Spiker’s glare snapped to her. Of course they were going to do it, but couldn’t she have bitched and groaned a little more about his canceled mega-vacation? Their mind-reading abilities weren’t up to snuff.

“I don’t know shit about art,” Spiker pointed out.

Buck pointed his index finger at Vanka. “She knows enough about everything to make up for the entire damn office. You run point.”

Spiker rested the back of his head against the chair and couldn’t recall how the coconut air would smell at his tropical paradise. Reality crashed over him. He didn’t have a home base or even a vehicle right now. It wasn’t as if sabbaticals were the standard two weeks’ vacation. He’d taken months off, and in doing so, given a trusted contractor permission to shred his lake house and rebuild it from the studs up. “Where will we be based out of?”

“Wherever,” Buck replied.

“How long? I don’t have a crash pad at the moment,” Spiker added.

“Why?” Vanka asked.

Spiker shrugged. “Major construction.”

“You really were going to take off.” Her eyebrows arched. “As in, whoosh, vanish, for what? Weeks? Months?”

“Yeah,” he admitted.

“You didn’t tell me—” She corrected herself. “You never take time off.”

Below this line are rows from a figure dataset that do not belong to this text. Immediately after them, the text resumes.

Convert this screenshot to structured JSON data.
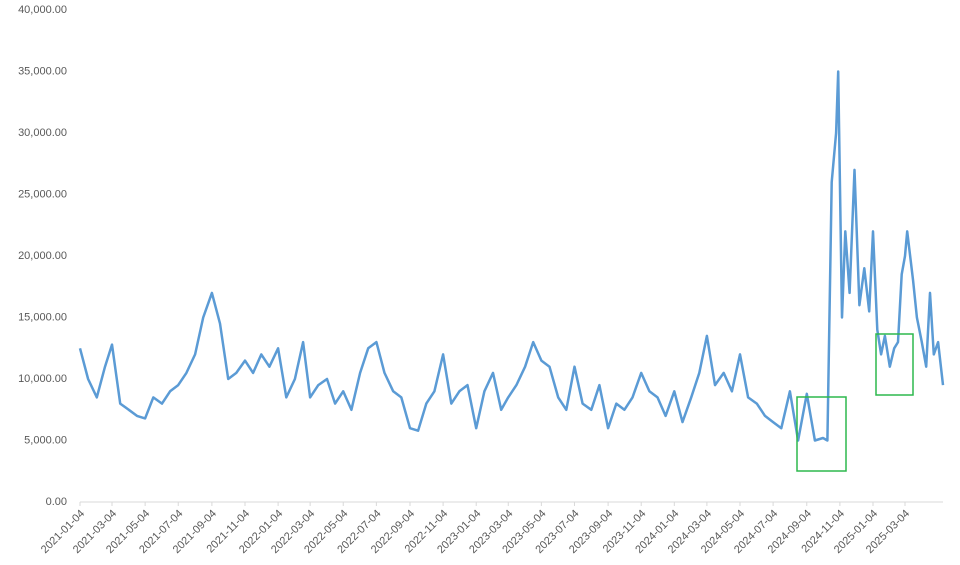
{
  "chart_data": {
    "type": "line",
    "x": [
      "2021-01-04",
      "2021-01-19",
      "2021-02-04",
      "2021-02-19",
      "2021-03-04",
      "2021-03-19",
      "2021-04-04",
      "2021-04-19",
      "2021-05-04",
      "2021-05-19",
      "2021-06-04",
      "2021-06-19",
      "2021-07-04",
      "2021-07-19",
      "2021-08-04",
      "2021-08-19",
      "2021-09-04",
      "2021-09-19",
      "2021-10-04",
      "2021-10-19",
      "2021-11-04",
      "2021-11-19",
      "2021-12-04",
      "2021-12-19",
      "2022-01-04",
      "2022-01-19",
      "2022-02-04",
      "2022-02-19",
      "2022-03-04",
      "2022-03-19",
      "2022-04-04",
      "2022-04-19",
      "2022-05-04",
      "2022-05-19",
      "2022-06-04",
      "2022-06-19",
      "2022-07-04",
      "2022-07-19",
      "2022-08-04",
      "2022-08-19",
      "2022-09-04",
      "2022-09-19",
      "2022-10-04",
      "2022-10-19",
      "2022-11-04",
      "2022-11-19",
      "2022-12-04",
      "2022-12-19",
      "2023-01-04",
      "2023-01-19",
      "2023-02-04",
      "2023-02-19",
      "2023-03-04",
      "2023-03-19",
      "2023-04-04",
      "2023-04-19",
      "2023-05-04",
      "2023-05-19",
      "2023-06-04",
      "2023-06-19",
      "2023-07-04",
      "2023-07-19",
      "2023-08-04",
      "2023-08-19",
      "2023-09-04",
      "2023-09-19",
      "2023-10-04",
      "2023-10-19",
      "2023-11-04",
      "2023-11-19",
      "2023-12-04",
      "2023-12-19",
      "2024-01-04",
      "2024-01-19",
      "2024-02-04",
      "2024-02-19",
      "2024-03-04",
      "2024-03-19",
      "2024-04-04",
      "2024-04-19",
      "2024-05-04",
      "2024-05-19",
      "2024-06-04",
      "2024-06-19",
      "2024-07-04",
      "2024-07-19",
      "2024-08-04",
      "2024-08-19",
      "2024-09-04",
      "2024-09-19",
      "2024-10-04",
      "2024-10-12",
      "2024-10-20",
      "2024-10-28",
      "2024-11-01",
      "2024-11-08",
      "2024-11-14",
      "2024-11-22",
      "2024-12-01",
      "2024-12-10",
      "2024-12-19",
      "2024-12-28",
      "2025-01-04",
      "2025-01-12",
      "2025-01-19",
      "2025-01-26",
      "2025-02-04",
      "2025-02-12",
      "2025-02-19",
      "2025-02-26",
      "2025-03-04",
      "2025-03-08",
      "2025-03-19",
      "2025-03-26",
      "2025-04-04",
      "2025-04-12",
      "2025-04-19",
      "2025-04-26",
      "2025-05-04",
      "2025-05-13"
    ],
    "series": [
      {
        "color": "#5b9bd5",
        "values": [
          12500,
          10000,
          8500,
          11000,
          12800,
          8000,
          7500,
          7000,
          6800,
          8500,
          8000,
          9000,
          9500,
          10500,
          12000,
          15000,
          17000,
          14500,
          10000,
          10500,
          11500,
          10500,
          12000,
          11000,
          12500,
          8500,
          10000,
          13000,
          8500,
          9500,
          10000,
          8000,
          9000,
          7500,
          10500,
          12500,
          13000,
          10500,
          9000,
          8500,
          6000,
          5800,
          8000,
          9000,
          12000,
          8000,
          9000,
          9500,
          6000,
          9000,
          10500,
          7500,
          8500,
          9500,
          11000,
          13000,
          11500,
          11000,
          8500,
          7500,
          11000,
          8000,
          7500,
          9500,
          6000,
          8000,
          7500,
          8500,
          10500,
          9000,
          8500,
          7000,
          9000,
          6500,
          8500,
          10500,
          13500,
          9500,
          10500,
          9000,
          12000,
          8500,
          8000,
          7000,
          6500,
          6000,
          9000,
          5000,
          8800,
          5000,
          5200,
          5000,
          26000,
          30000,
          35000,
          15000,
          22000,
          17000,
          27000,
          16000,
          19000,
          15500,
          22000,
          14000,
          12000,
          13500,
          11000,
          12500,
          13000,
          18500,
          20000,
          22000,
          18000,
          15000,
          13000,
          11000,
          17000,
          12000,
          13000,
          9500
        ]
      }
    ],
    "xlim": [
      "2021-01-04",
      "2025-05-13"
    ],
    "xticks": [
      "2021-01-04",
      "2021-03-04",
      "2021-05-04",
      "2021-07-04",
      "2021-09-04",
      "2021-11-04",
      "2022-01-04",
      "2022-03-04",
      "2022-05-04",
      "2022-07-04",
      "2022-09-04",
      "2022-11-04",
      "2023-01-04",
      "2023-03-04",
      "2023-05-04",
      "2023-07-04",
      "2023-09-04",
      "2023-11-04",
      "2024-01-04",
      "2024-03-04",
      "2024-05-04",
      "2024-07-04",
      "2024-09-04",
      "2024-11-04",
      "2025-01-04",
      "2025-03-04"
    ],
    "ylim": [
      0,
      40000
    ],
    "yticks": [
      {
        "value": 0,
        "label": "0.00"
      },
      {
        "value": 5000,
        "label": "5,000.00"
      },
      {
        "value": 10000,
        "label": "10,000.00"
      },
      {
        "value": 15000,
        "label": "15,000.00"
      },
      {
        "value": 20000,
        "label": "20,000.00"
      },
      {
        "value": 25000,
        "label": "25,000.00"
      },
      {
        "value": 30000,
        "label": "30,000.00"
      },
      {
        "value": 35000,
        "label": "35,000.00"
      },
      {
        "value": 40000,
        "label": "40,000.00"
      }
    ],
    "grid": false
  }
}
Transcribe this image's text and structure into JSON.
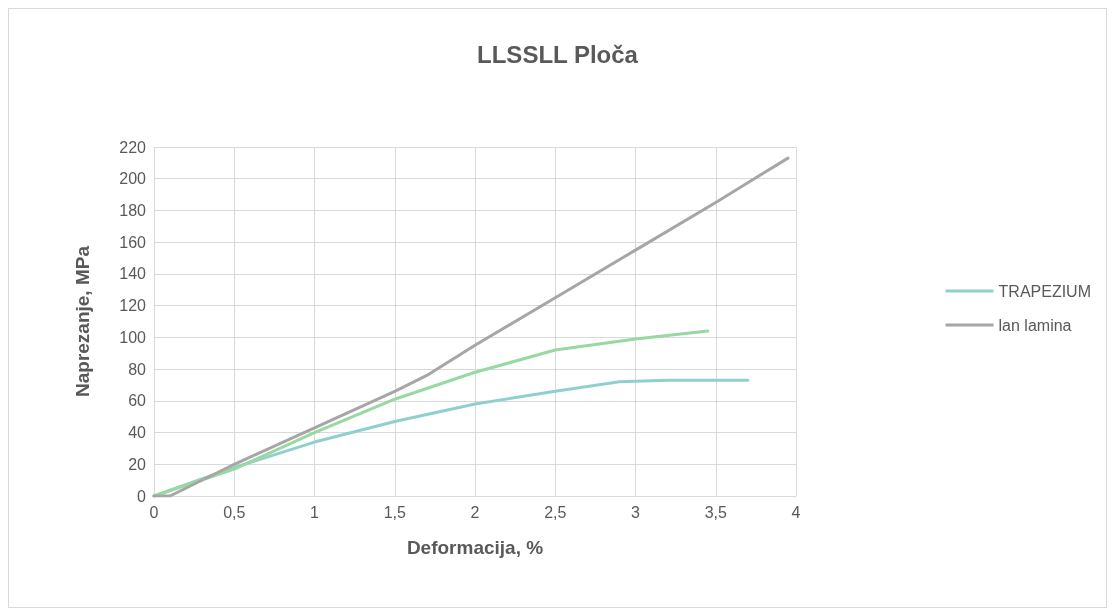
{
  "chart_data": {
    "type": "line",
    "title": "LLSSLL Ploča",
    "xlabel": "Deformacija, %",
    "ylabel": "Naprezanje, MPa",
    "xlim": [
      0,
      4
    ],
    "xticks": [
      0,
      {
        "value": 0.5,
        "label": "0,5"
      },
      1,
      {
        "value": 1.5,
        "label": "1,5"
      },
      2,
      {
        "value": 2.5,
        "label": "2,5"
      },
      3,
      {
        "value": 3.5,
        "label": "3,5"
      },
      4
    ],
    "ylim": [
      0,
      220
    ],
    "yticks": [
      0,
      20,
      40,
      60,
      80,
      100,
      120,
      140,
      160,
      180,
      200,
      220
    ],
    "grid": true,
    "legend": "right",
    "marker": "none",
    "line_style": "solid",
    "series": [
      {
        "name": "TRAPEZIUM",
        "color": "#8fd0cf",
        "x": [
          0,
          0.5,
          1,
          1.5,
          2,
          2.5,
          2.9,
          3.2,
          3.7
        ],
        "values": [
          0,
          18,
          34,
          47,
          58,
          66,
          72,
          73,
          73
        ]
      },
      {
        "color": "#97d9a0",
        "x": [
          0,
          0.5,
          1,
          1.5,
          2,
          2.5,
          3,
          3.45
        ],
        "values": [
          0,
          17,
          40,
          61,
          78,
          92,
          99,
          104
        ]
      },
      {
        "name": "lan lamina",
        "color": "#a6a6a6",
        "x": [
          0,
          0.1,
          0.5,
          1,
          1.5,
          1.7,
          2,
          2.5,
          3,
          3.5,
          3.95
        ],
        "values": [
          0,
          0,
          20,
          43,
          66,
          76,
          95,
          125,
          155,
          185,
          213
        ]
      }
    ]
  }
}
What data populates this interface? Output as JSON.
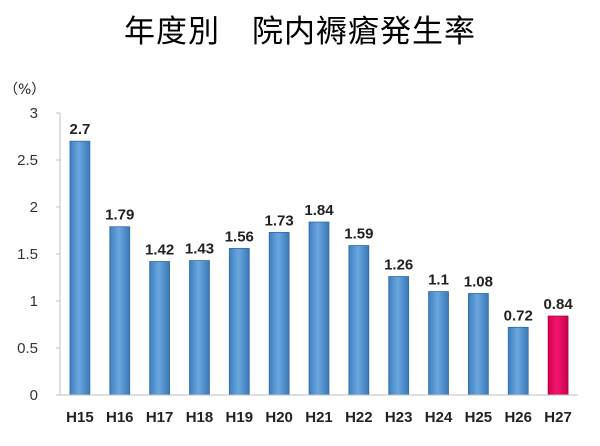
{
  "chart_title": "年度別　院内褥瘡発生率",
  "chart_data": {
    "type": "bar",
    "title": "年度別　院内褥瘡発生率",
    "ylabel": "（%）",
    "xlabel": "",
    "categories": [
      "H15",
      "H16",
      "H17",
      "H18",
      "H19",
      "H20",
      "H21",
      "H22",
      "H23",
      "H24",
      "H25",
      "H26",
      "H27"
    ],
    "values": [
      2.7,
      1.79,
      1.42,
      1.43,
      1.56,
      1.73,
      1.84,
      1.59,
      1.26,
      1.1,
      1.08,
      0.72,
      0.84
    ],
    "data_labels": [
      "2.7",
      "1.79",
      "1.42",
      "1.43",
      "1.56",
      "1.73",
      "1.84",
      "1.59",
      "1.26",
      "1.1",
      "1.08",
      "0.72",
      "0.84"
    ],
    "y_ticks": [
      "0",
      "0.5",
      "1",
      "1.5",
      "2",
      "2.5",
      "3"
    ],
    "y_tick_values": [
      0,
      0.5,
      1,
      1.5,
      2,
      2.5,
      3
    ],
    "ylim": [
      0,
      3
    ],
    "grid": false,
    "legend": "none",
    "bar_color": "#5b9bd5",
    "highlight_color": "#e6005c",
    "highlight_categories": [
      "H27"
    ]
  }
}
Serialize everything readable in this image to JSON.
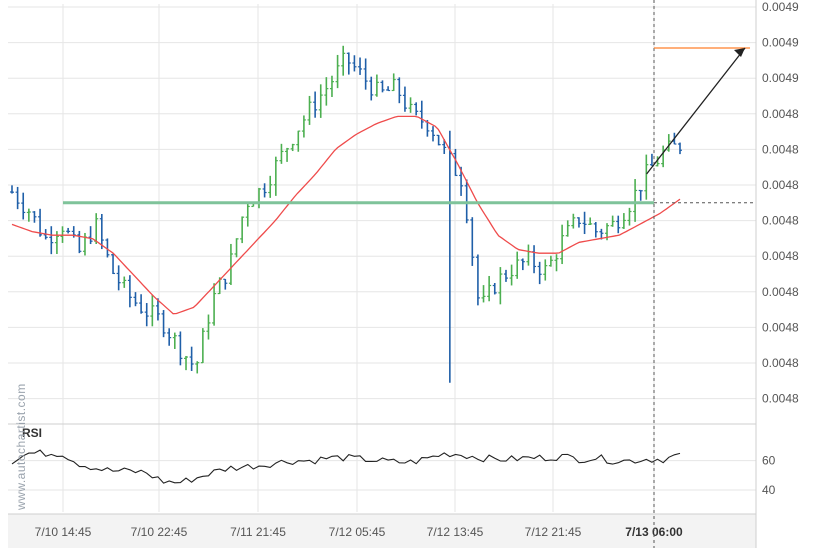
{
  "watermark": "www.autochartist.com",
  "colors": {
    "candle_up": "#4caf50",
    "candle_down": "#1f5fa8",
    "moving_average": "#ef4b4b",
    "support_line": "#7fc39a",
    "forecast_line": "#ff7f2a",
    "arrow": "#222222",
    "rsi_line": "#222222",
    "grid": "#e6e6e6",
    "axis_text": "#555555"
  },
  "chart_data": [
    {
      "type": "candlestick",
      "title": "",
      "x_ticks": [
        "7/10 14:45",
        "7/10 22:45",
        "7/11 21:45",
        "7/12 05:45",
        "7/12 13:45",
        "7/12 21:45",
        "7/13 06:00"
      ],
      "y_ticks": [
        "0.0049",
        "0.0049",
        "0.0049",
        "0.0048",
        "0.0048",
        "0.0048",
        "0.0048",
        "0.0048",
        "0.0048",
        "0.0048",
        "0.0048",
        "0.0048"
      ],
      "highlighted_x_tick": "7/13 06:00",
      "grid": true,
      "ylim": [
        0.004795,
        0.004905
      ],
      "price_series": [
        0.004855,
        0.00485,
        0.004842,
        0.004846,
        0.004838,
        0.004846,
        0.004833,
        0.004826,
        0.004822,
        0.004819,
        0.004812,
        0.004806,
        0.004825,
        0.004834,
        0.004852,
        0.004856,
        0.004864,
        0.004872,
        0.004879,
        0.004885,
        0.004892,
        0.004887,
        0.004882,
        0.004884,
        0.004876,
        0.004874,
        0.004865,
        0.004858,
        0.004822,
        0.00483,
        0.004834,
        0.004836,
        0.004833,
        0.004842,
        0.004848,
        0.004844,
        0.004846,
        0.004852,
        0.00486,
        0.004866,
        0.004868
      ],
      "moving_average": [
        0.004846,
        0.004844,
        0.004843,
        0.004843,
        0.004842,
        0.004838,
        0.004832,
        0.004826,
        0.004821,
        0.004823,
        0.004829,
        0.004835,
        0.004841,
        0.004847,
        0.004854,
        0.00486,
        0.004867,
        0.004871,
        0.004874,
        0.004876,
        0.004876,
        0.004873,
        0.004863,
        0.004852,
        0.004843,
        0.004839,
        0.004838,
        0.004838,
        0.004841,
        0.004842,
        0.004843,
        0.004846,
        0.004849,
        0.004853
      ],
      "support_level": 0.004852,
      "forecast_level": 0.004895,
      "forecast_start_index": 38
    },
    {
      "type": "line",
      "title": "RSI",
      "y_ticks": [
        60,
        40
      ],
      "ylim": [
        25,
        85
      ],
      "rsi_series": [
        60,
        65,
        65,
        65,
        58,
        55,
        53,
        53,
        52,
        46,
        45,
        48,
        52,
        55,
        56,
        57,
        59,
        60,
        60,
        62,
        62,
        61,
        60,
        59,
        59,
        62,
        65,
        64,
        62,
        61,
        61,
        62,
        62,
        63,
        61,
        62,
        60,
        60,
        61,
        61,
        64
      ]
    }
  ]
}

“You two bicker like a sexless married couple.” Buck chuckled. “Stay with Vanka. You two get things done faster when you’re attached at the hip. Finish up and get on the first flight to Tahiti or wherever.”

“No,” they said in unison.

Buck laughed. “Fine, what do I care? Waste your precious few minutes commuting.”

Spiker and Vanka had spent the night together on mountainsides, in war zones, and in lavishly decadent hotels. They’d been undercover as family and as lovers, they’d spotted for each other’s sniper shots and feigned very intimate moments. But they’d never crossed the invisible threshold and shared their homes. Odd, now that he thought about it.

He glanced at her and saw in her reaction the same reservations he had.

“Fine,” she agreed. “He’ll stay with me.”